DigitasLBi plots global realignment to accelerate growth

Rosie Baker
By Rosie Baker | 7 February 2018
 
DigitasLBi 2018

Six years ago to the day, on 7 February 2012, the Sydney brand of digital shop Lost Boys International (LBi) opened its doors.

It later merged with Digitas after being acquired by Publicis Groupe to become DigitasLBi.

Now, the agency is set to reveal its revived global positioning that aims to bring more consistency to its offering across its 35 international shops.

Four months ago it appointed Michael Kahn (MK) as global brand president tasked with auditing the company and identifying areas it could tighten up its positioning, processes, and messaging.

Shortly afterwards, he promoted long-serving DigitasLBi execs Laurent Ezekiel and Jodi Robinson to jointly run the North American business and handed the remit for the network's international footprint to Ezekiel.

Since then they have visited every international office to understand their clients, cultures and process, and to build it into a more unified positioning.

MK admits that until now the agency brand has “meant a lot of different things to a lot of different people” and didn’t have strong enough brand across the network.

The positioning of the group has landed on is built around the agency's ability to build better connections between disciplines and between its clients and their customers.

MK, whose role is global, says: "What we're trying to do is have a definition for what we stand for, the capabilities we have and the model so that we can raise the floor everywhere.

“The holy grail would be that you get to a point where a multi-market client can visit offices anywhere and go ‘wow, you feel the same, you are the same, and the teams are rocking that’.”

In the Sydney office, half of the current staff have joined from DigitasLBi offices elsewhere around the globe, which local MD Adrian Farouk saying this puts it in a strong position already.

But the concept of ‘connections’ is not new when it comes to how agencies define their purpose.

Sister Publicis agency Leo Burnett Sydney introduced its ‘Connect Strategy’ back in 2015 as a way to bridge the disciplines when it branched into media.

Back in 2016/2015 former UM Australia CEO Mat Baxter made a bold statement about his media agency being the ‘creative connections agency’. GroupM's MediaCom has long called itself the Content + Connections agency and GroupM introduced its Connections tool way back in 2006.

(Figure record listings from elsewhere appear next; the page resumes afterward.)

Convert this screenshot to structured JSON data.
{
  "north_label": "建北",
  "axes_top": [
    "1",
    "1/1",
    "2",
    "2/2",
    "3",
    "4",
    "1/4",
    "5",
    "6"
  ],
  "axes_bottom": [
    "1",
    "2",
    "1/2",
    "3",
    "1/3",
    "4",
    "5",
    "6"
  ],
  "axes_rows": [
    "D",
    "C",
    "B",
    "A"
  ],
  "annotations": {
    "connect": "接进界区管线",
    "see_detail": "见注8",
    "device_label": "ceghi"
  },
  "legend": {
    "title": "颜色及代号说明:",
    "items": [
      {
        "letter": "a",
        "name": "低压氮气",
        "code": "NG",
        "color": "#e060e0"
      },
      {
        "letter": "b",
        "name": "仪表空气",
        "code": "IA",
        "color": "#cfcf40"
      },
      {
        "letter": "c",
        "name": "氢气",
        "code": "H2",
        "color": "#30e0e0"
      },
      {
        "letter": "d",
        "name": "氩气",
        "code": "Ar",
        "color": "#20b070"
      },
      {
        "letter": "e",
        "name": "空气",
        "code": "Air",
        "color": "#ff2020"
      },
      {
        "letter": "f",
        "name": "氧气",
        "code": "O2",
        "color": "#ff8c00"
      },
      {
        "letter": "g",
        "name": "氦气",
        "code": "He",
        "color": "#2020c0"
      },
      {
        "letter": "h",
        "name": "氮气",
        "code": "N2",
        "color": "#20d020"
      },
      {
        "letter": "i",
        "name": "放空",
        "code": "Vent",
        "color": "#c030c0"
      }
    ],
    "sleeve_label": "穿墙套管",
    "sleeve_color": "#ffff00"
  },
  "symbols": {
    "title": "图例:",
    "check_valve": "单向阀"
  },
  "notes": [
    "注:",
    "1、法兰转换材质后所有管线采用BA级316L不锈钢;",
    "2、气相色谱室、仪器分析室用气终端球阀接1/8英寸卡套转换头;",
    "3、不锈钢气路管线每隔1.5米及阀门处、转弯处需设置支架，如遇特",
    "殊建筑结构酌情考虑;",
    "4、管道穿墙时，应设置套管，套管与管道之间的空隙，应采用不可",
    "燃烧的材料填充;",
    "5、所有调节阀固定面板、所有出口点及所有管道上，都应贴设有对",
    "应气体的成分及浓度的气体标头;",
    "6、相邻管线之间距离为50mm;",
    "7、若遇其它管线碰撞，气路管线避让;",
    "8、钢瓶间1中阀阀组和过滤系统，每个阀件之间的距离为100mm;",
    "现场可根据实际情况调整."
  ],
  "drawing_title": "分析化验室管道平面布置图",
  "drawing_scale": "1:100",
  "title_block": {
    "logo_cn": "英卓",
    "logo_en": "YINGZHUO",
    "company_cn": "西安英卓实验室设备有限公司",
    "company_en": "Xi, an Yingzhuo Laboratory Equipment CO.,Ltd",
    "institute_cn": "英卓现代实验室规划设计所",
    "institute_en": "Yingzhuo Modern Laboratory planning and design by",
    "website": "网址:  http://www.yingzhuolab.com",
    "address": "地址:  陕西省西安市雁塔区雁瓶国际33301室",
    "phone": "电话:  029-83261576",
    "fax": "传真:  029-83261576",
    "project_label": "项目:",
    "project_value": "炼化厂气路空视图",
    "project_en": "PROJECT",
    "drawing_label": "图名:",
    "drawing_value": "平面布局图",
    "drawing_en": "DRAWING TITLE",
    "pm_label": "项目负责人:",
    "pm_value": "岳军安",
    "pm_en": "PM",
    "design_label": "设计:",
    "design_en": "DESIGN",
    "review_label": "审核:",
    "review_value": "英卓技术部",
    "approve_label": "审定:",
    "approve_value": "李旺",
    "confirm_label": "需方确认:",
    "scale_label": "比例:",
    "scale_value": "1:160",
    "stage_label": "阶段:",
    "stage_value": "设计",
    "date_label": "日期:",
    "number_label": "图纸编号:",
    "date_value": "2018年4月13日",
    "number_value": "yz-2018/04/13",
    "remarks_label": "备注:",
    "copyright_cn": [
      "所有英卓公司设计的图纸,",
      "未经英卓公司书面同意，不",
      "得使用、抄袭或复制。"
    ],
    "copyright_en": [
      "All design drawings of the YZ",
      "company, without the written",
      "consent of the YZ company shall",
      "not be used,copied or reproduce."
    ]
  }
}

There are countless others, so what makes 'connections' the defining articulation of what DigitasLBi offers?

MK says it’s the bond of disciplines the agency has under one roof that mean it can truly deliver connections.

“The words we use are to be a ‘fully enabled connected marketing agency’. We feel like that's our compelling position and the manifestation of how brands make more meaningful connections with the consumers they're serving,” he says.

“It's become a very specialised business. You have creative shops, data shops, performance shops, user experience shops and digital shops. DigitasLBi was created in a way that has all those capabilities in-house under one roof. We have data folks, we have tech folks, we have creators, media folks and strategy folk.

“We feel like that is really compelling because everyone wants to be focused on the consumer journey and only if you can cover all the touch points can you design the right strategy and engineer the right response.”

Ezekiel explains it like this: “In the words of one of our longest-standing clients American Express, they call us the glue that holds their marketing mix together. For them there is a real alchemy that brings all the components together. What we want to do is take that and express it much more clearly as we go forward.”

L-R: Laurent Ezekiel, Christine Peyton, Michael Kahn, Adrian Farouk.

L-R: Laurent Ezekiel, Annette Male, Michael Kahn, Adrian Farouk.

DigitasLBi was formed in 2013 when Publicis Groupe merged Dutch agency Lost Boys with Digitas, and Ezekiel says he has a soft spot for the Sydney business since he was part of the launch team here six years ago. He says the network has come a long way since then.

In Australia, while the agency has been growing for six years and has clients such as Samsung on the books, it doesn't have the clout the agency brand commands in other locations, such as London.

Ezekiel, who is based in New York, says it is “honing its proposition” adding that it will bring an acceleration of what it has been doing, rather than a departure.